Since the windows were up, Claire strained to catch the conversation.
“I saw Mr. Bronco Gates, the man who bought the house, was with you,” the woman was saying. “Will they be moving back in after cleaning out poor Lucy’s clutter?”
Ah, Claire thought, that must be Betty Richards, the woman who had identified Cyndi’s frozen face and then talked to Nick later about Dale’s mother. She hadn’t met her, but there seemed to be something familiar about her.
She went on, “I take it the police haven’t proved a thing against poor Dale, so I am happy for that, but then who hurt that poor woman? Well, I just want to tell you, Mr. Markwood, if Dale ever does go to trial, you can call on me to testify that Cyndi was not a nice person, you know, very rude to Dale’s mother, not that she cared for that tart.”
“I’m sorry to hear they didn’t get along. Was there a specific instance you can recall that really showed that?”
“Why, more than one. I overheard Cyndi tell her she shouldn’t live like a heathen—that was the very word she used. All her clutter should go out in the trash, Cyndi claimed, and then Lucy told her she was trash and she should be thrown out of Dale’s life. Oh, is that your wife? Hello,” she said louder with a smile and a wave through the glass. Claire was tempted to get out but she stayed put. Since Nick had evidently not wanted her in on this conversation she just waved and smiled, though it was getting warm in there with the windows up.
Claire waved back a second time to be certain the woman had seen her through the reflections on the glass.
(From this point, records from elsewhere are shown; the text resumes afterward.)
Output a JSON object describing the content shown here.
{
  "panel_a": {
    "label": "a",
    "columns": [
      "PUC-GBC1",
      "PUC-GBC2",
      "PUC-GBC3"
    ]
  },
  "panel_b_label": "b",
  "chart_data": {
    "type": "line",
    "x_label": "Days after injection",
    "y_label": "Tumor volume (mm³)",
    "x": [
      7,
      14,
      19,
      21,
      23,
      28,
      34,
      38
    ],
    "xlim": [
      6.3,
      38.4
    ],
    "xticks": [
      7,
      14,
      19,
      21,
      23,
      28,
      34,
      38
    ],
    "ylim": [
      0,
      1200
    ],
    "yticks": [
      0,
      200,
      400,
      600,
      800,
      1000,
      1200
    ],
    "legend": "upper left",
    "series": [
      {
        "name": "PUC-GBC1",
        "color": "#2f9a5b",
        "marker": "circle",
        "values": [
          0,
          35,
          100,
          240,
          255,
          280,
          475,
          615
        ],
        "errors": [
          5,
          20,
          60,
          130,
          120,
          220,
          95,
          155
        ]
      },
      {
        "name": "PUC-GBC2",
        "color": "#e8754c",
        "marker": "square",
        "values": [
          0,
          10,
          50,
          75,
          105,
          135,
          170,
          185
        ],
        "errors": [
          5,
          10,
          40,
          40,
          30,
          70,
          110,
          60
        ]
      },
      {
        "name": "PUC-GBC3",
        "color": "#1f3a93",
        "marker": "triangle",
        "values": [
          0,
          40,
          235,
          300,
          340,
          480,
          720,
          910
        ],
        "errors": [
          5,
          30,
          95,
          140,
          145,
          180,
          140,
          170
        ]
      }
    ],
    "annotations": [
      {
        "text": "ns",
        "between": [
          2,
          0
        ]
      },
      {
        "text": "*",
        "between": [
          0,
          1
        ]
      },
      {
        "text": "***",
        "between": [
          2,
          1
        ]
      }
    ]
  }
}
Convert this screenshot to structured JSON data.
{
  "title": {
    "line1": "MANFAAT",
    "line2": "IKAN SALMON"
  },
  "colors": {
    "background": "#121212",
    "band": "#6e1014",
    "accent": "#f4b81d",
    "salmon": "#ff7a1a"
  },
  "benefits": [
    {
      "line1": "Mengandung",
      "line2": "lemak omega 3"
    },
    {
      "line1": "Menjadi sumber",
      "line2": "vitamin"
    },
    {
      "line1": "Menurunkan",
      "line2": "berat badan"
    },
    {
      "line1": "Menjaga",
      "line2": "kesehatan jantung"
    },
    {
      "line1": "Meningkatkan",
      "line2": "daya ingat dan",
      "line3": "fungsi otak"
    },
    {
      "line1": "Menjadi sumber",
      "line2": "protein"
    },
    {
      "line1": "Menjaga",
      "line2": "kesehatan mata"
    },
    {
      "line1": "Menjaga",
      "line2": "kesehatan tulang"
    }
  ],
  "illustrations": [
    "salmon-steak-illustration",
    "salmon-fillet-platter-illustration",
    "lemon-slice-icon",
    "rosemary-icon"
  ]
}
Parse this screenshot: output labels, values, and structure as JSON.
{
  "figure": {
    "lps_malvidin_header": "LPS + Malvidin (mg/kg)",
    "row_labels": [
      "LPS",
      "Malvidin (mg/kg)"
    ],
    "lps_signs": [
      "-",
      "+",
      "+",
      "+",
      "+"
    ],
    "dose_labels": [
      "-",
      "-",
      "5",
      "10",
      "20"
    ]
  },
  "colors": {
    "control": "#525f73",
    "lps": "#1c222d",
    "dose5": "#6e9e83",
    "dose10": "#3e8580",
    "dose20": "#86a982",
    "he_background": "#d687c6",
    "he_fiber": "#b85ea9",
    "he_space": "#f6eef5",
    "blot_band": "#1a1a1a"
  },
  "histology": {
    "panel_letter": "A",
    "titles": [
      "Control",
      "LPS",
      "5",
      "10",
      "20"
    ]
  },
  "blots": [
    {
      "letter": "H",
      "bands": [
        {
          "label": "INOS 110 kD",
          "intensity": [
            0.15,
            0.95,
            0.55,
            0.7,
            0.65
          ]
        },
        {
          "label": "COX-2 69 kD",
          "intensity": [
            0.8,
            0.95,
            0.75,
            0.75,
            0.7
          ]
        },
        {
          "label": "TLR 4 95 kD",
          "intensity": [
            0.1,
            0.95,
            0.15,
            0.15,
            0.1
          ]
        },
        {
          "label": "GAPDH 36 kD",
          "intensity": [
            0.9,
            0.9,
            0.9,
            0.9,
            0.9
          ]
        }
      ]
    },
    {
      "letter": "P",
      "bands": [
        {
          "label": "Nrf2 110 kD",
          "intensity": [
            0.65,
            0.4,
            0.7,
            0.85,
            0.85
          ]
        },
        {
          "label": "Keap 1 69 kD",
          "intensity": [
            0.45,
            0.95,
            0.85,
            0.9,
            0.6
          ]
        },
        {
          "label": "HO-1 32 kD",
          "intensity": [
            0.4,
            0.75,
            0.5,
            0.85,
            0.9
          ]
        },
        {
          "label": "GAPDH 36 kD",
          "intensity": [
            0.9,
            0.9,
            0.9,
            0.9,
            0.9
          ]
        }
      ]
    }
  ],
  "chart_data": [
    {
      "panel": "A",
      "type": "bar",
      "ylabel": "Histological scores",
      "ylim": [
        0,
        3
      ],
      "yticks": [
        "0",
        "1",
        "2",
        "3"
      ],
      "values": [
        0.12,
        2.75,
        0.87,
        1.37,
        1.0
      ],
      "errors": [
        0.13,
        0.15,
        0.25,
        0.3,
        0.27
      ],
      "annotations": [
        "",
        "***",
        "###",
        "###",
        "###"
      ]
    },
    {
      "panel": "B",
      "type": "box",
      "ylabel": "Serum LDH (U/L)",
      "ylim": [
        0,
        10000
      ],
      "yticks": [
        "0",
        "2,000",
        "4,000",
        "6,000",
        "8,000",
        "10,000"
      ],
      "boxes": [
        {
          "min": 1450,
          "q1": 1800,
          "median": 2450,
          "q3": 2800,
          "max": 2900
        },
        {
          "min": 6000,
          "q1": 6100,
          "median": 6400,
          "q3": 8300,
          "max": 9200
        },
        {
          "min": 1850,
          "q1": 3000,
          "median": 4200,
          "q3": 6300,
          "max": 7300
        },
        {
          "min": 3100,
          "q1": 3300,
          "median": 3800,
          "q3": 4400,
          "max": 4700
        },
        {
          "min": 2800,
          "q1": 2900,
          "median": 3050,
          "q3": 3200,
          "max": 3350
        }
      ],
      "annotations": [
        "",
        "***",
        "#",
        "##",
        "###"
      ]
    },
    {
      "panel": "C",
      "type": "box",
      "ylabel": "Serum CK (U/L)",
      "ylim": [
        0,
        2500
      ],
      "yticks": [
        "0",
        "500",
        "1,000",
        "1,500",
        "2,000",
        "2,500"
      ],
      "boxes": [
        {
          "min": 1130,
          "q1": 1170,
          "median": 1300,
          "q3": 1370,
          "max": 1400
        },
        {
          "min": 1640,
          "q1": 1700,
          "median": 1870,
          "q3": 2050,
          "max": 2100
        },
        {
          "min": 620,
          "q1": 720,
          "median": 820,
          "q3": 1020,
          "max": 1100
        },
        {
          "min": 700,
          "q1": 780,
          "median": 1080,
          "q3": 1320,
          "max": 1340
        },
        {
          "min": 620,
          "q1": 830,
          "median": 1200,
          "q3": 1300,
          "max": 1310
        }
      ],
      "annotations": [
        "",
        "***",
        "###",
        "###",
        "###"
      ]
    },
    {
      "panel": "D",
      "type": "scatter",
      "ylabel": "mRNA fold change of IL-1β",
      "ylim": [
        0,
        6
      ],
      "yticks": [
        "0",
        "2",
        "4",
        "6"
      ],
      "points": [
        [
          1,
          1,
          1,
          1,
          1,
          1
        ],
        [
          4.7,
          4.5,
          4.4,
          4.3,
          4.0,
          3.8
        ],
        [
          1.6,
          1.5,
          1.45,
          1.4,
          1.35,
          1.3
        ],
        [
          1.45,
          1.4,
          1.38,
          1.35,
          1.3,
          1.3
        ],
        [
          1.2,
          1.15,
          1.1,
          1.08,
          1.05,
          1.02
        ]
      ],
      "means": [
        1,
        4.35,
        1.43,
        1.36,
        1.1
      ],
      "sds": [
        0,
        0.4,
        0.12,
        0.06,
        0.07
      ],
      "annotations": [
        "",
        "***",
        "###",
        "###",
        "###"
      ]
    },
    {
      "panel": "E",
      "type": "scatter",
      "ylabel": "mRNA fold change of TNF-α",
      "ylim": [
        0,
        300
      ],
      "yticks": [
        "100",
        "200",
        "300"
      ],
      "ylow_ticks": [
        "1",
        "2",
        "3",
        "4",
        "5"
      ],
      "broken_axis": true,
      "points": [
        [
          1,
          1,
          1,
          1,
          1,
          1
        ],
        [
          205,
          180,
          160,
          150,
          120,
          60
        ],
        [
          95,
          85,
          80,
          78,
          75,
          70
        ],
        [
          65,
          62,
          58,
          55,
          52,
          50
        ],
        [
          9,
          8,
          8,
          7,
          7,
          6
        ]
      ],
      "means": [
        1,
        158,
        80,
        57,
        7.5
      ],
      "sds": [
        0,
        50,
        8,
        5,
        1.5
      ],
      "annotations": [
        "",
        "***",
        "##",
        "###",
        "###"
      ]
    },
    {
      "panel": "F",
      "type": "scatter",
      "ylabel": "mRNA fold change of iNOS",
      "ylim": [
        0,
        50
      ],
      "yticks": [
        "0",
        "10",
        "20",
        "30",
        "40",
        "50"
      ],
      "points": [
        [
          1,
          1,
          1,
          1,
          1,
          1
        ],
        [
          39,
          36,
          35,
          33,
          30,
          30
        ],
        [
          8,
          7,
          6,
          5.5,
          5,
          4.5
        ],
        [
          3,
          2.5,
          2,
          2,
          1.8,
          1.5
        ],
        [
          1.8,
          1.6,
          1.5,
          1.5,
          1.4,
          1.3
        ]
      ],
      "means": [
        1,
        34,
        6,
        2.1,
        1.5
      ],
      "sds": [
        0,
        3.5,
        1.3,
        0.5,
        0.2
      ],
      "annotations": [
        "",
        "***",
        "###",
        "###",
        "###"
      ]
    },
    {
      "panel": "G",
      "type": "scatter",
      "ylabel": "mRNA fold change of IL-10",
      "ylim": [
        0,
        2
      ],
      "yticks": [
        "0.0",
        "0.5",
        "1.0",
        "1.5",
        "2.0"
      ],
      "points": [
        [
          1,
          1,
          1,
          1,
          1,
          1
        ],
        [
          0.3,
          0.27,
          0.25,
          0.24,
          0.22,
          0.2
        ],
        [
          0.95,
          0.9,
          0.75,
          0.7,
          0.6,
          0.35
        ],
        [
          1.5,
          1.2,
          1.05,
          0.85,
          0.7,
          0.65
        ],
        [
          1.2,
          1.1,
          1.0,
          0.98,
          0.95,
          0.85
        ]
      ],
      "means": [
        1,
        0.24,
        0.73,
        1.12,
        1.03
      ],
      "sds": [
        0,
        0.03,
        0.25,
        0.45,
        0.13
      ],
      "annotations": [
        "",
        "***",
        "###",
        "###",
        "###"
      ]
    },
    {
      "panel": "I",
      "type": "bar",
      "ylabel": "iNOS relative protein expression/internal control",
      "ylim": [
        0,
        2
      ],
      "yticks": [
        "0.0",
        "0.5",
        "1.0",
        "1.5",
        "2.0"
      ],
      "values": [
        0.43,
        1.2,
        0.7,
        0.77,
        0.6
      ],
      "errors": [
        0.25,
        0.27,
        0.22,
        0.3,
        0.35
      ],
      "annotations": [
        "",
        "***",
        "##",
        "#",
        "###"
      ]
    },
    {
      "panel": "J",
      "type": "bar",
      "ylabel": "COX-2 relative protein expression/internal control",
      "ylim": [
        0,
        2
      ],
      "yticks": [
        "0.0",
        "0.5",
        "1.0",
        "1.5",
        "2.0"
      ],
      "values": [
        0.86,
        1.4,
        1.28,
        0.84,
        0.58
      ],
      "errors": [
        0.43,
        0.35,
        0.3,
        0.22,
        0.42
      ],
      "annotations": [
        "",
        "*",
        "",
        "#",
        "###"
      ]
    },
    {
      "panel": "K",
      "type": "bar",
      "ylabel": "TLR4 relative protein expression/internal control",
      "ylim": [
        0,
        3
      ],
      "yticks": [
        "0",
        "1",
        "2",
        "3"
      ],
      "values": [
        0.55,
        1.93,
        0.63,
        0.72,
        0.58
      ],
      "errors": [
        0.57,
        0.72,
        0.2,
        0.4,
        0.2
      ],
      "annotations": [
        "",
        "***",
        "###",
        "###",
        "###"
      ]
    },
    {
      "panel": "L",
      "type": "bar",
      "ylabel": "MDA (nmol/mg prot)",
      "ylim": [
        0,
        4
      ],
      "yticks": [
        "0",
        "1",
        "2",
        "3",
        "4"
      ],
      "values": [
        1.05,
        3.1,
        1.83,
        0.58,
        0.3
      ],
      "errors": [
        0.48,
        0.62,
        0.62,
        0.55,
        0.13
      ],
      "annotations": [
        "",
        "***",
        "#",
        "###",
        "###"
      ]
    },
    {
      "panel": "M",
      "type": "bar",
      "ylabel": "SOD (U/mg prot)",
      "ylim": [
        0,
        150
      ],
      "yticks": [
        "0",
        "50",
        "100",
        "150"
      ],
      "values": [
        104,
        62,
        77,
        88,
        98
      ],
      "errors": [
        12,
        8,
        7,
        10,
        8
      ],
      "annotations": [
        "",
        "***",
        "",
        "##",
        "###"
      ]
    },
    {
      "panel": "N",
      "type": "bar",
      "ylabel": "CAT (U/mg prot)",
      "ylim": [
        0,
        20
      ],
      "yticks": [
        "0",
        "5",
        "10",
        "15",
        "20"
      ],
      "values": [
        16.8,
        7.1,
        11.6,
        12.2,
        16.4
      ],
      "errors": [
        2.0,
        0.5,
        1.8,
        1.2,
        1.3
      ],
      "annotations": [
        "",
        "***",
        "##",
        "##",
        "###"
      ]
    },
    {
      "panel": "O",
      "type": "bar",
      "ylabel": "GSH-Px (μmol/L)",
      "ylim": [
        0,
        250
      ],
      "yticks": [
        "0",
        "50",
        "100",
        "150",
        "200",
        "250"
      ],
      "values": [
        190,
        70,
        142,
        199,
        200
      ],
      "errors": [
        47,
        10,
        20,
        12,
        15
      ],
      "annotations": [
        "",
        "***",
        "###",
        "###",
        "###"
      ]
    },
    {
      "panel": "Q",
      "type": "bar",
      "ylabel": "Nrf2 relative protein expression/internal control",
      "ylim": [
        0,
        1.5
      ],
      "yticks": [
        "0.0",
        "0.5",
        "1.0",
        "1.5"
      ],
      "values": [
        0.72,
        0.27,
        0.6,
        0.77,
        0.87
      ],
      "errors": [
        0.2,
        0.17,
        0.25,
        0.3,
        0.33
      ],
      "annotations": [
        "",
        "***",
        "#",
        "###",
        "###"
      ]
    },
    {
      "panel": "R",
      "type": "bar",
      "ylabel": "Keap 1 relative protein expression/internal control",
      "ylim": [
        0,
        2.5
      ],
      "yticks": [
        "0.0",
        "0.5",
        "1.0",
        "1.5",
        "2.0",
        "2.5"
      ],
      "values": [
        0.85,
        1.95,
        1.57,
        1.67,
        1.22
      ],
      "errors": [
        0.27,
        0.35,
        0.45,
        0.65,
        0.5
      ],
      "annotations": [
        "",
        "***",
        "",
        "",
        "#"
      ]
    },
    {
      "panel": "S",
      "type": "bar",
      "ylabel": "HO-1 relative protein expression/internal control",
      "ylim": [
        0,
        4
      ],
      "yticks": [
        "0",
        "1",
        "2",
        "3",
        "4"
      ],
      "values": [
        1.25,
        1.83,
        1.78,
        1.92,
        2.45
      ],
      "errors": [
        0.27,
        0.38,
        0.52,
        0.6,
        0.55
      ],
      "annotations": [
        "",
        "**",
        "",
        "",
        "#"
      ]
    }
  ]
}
A busybody and perhaps a loose cannon, but she made a mental note to suggest to Nick that she talk to the woman sometime, maybe if she came with Nita to start weeding through decades of possessions again.
The woman finally walked away with her dog—actually, back to her house the way she had come, so was she really going for a walk, or had she spotted them and just wanted an excuse to talk to Nick? With her own mother and then in several of Nick’s cases recently, eccentric, elderly women had inadvertently helped to solve problems. Was there something in the water in South Florida that produced Florida characters, only some of whom could be trusted?
Nick got back in, started the motor and air conditioner and drove away while they assessed “nosy Betty.” But he pulled into Sugden Park off US 41 and parked where they could see the lake.
“This was where we had a picnic before we left for St. Augustine the first time we worked together,” Claire said. “We are definitely not here for you to try to hire me this time, though, I believe, I have a piece of rare evidence here—evidence for something. Want to sit at a picnic table and let the view calm us down?”
“No, psych major. I’ll leave the A/C on and we’ll sit in here guarding that prime piece of evidence until you explain to me your theory about that diary or whatever it is. I’m going to leave the doors locked. Tell me—show me again—what you’ve found.”
“Found and stolen. Well, let’s say borrowed. I hope you’ll be willing to defend me if Dale eventually brings charges,” she said with a little laugh. They both unhooked their safety belts and leaned closer over the console, shoulder to shoulder. “Look, this Eva drew little doodle-like pictures, and they translate well.”
She turned to the page that had caught her eye. It was laid out like a cartoon in three blocks. To the left in the first drawing, two figures clung together—one with a black, brushy mustache—crying tears yet smiling. They were sharing a bed. In the middle drawing the man waved to the woman as she boarded a crudely drawn airplane. The woman looked pregnant. In the picture on the right, the woman was alone reading a newspaper and crying so hard that—well, evidently, real tears had blurred that drawing and the words beneath. And a tiny baby was floating in a cloud drawn overhead, as if it were in the sky. Or in heaven.